I'm sure it exists, and it'd help me to have it. Thx!

 

[AKG]

n!

......

 

[quasar987]

No no, like there's n(n+1)/2 for the sum of the first n integers. Is there an equivalent formula for the product?

 

[d_leet]

No no, like there's n(n+1)/2 for the sum of the first n integers. Is there an equivalent formula for the product?

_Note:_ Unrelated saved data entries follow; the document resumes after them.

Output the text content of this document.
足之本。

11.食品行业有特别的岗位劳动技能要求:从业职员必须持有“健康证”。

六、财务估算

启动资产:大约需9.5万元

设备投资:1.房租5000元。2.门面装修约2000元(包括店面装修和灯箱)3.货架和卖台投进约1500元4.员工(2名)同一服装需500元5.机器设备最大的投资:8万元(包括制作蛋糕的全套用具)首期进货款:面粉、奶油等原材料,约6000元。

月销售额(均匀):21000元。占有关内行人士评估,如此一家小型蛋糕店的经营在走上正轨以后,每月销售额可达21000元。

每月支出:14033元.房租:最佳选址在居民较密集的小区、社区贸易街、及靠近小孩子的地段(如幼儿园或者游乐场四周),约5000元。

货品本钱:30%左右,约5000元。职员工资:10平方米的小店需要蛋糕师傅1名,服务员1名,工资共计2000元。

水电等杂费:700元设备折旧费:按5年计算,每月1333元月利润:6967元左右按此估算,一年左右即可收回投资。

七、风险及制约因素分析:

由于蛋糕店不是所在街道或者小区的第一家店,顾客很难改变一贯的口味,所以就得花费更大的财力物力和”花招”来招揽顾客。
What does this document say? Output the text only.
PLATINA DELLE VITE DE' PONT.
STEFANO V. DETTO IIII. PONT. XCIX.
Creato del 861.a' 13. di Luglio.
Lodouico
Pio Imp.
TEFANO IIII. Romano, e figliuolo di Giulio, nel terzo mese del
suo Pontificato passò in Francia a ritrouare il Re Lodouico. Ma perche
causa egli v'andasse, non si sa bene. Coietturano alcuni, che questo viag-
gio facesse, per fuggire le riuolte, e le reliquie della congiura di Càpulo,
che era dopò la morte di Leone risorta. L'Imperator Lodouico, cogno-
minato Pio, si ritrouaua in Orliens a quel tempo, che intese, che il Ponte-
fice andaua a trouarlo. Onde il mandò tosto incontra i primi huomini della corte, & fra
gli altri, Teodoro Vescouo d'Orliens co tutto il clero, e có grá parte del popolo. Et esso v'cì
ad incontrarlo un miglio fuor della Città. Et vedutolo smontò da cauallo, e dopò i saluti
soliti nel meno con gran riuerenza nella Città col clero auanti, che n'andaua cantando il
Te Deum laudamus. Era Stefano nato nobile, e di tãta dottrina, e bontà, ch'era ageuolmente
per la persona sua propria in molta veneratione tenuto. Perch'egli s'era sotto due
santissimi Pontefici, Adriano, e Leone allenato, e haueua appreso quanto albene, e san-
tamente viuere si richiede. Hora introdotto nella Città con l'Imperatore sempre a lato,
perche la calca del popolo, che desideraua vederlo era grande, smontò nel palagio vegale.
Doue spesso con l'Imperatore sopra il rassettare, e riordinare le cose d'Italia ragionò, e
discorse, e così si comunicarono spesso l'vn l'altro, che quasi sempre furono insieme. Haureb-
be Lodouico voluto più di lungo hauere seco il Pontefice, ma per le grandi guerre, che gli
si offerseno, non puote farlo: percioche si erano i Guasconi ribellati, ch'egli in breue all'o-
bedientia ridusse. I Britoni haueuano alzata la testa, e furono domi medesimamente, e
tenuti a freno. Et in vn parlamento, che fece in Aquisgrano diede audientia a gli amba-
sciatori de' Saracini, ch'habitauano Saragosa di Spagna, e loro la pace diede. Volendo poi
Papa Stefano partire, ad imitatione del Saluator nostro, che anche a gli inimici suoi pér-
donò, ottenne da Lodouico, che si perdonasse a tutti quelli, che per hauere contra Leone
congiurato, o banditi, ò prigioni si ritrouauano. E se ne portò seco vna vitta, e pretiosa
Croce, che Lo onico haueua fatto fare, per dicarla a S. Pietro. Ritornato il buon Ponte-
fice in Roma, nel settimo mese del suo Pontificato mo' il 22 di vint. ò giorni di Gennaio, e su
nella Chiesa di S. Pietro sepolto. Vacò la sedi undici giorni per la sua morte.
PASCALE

I want to say no since if there was we would probably use that instead of n! everywhere, but there's stirling's approximation to n!.

 

[quasar987]

You're probably right.

 

[CRGreathouse]

Stirling's formula gives a good approximation. I prefer to use Gosper's reformulation of same.

 

[Parlyne]

Well, there's always the integral form of the factorial function; although I doubt it's what you're looking for:

n! = \Gamma(n+1) = \int_0^{\infty} e^{-t} t^n dt

 

[Robokapp]

it's n(n+1)/2 if you start at 1 and n(n-1)/2 if you start at zero if I recall...

 

[CRGreathouse]

it's n(n+1)/2 if you start at 1 and n(n-1)/2 if you start at zero if I recall...

I think you mean n and n-1, respectively, if you're talking about sums. Obviously adding in 0 has no effect.